5. In Fig. 6.33, PQ and RS are two mirrors placed parallel to each other. An incident ray AB strikes the mirror PQ at B, the reflected ray moves along the path BC and strikes the mirror RS at C and again reflects back along CD. Prove that AB || CD.

Solution:

First, draw two lines, BE and CF, such that BE ⊥ PQ and CF ⊥ RS. Now, since PQ || RS, So, BE || CF

We know that, Angle of incidence = Angle of reflection (By the law of reflection) So, ∠1 = ∠2 and ∠3 = ∠4 We also know that alternate interior angles are equal. Here, BE ⊥ CF and the transversal line BC cuts them at B and C So, ∠2 = ∠3 (As they are alternate interior angles) Now, ∠1 +∠2 = ∠3 +∠4 Or, ∠ABC = ∠DCB So, AB || CD (alternate interior angles are equal)

How to Prepare Using Class 9 Maths Lines and Angles exercise 6.1?

Effective preparation involves using the NCERT Solutions Class 9 Chapter 6 Exercise 6.2 for conceptual verification and mistake analysis. Do not simply view them as final answers. First, attempt all exercise questions on your own, ensuring you draw accurate diagrams. Then, use the solutions to meticulously check your application of theorems and algebraic calculations.

• Identify Angle Types: Before solving, clearly identify the relationship between the given angles (e.g., corresponding, alternate interior, linear pair). The solutions confirm your initial assessment.

• Practice Proof Writing: Pay close attention to the format of the solutions when they prove a line is parallel. Learn the precise way to state the converse of a theorem.

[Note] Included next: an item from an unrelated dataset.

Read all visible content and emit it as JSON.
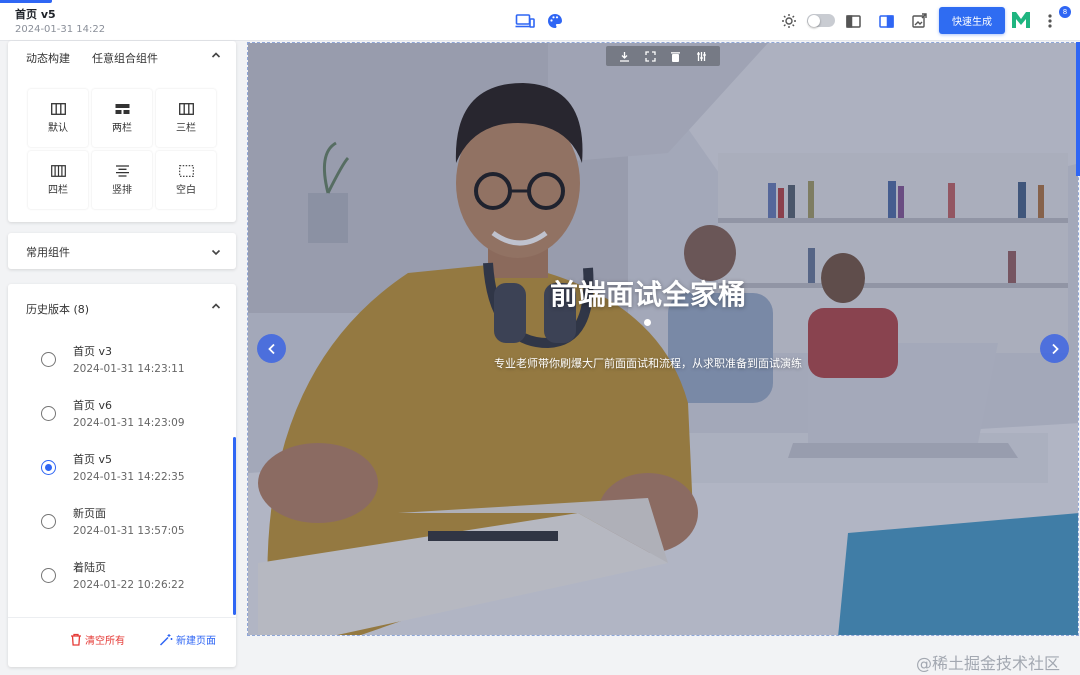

• Master Converses: Be sure to understand the difference between the theorem (e.g., if lines are parallel, then alternate angles are equal) and its converse (e.g., if alternate angles are equal, then lines are parallel).

• Work Backwards: For challenging problems, look at the final required result in the solution and trace the steps backward. This helps build problem-solving intuition.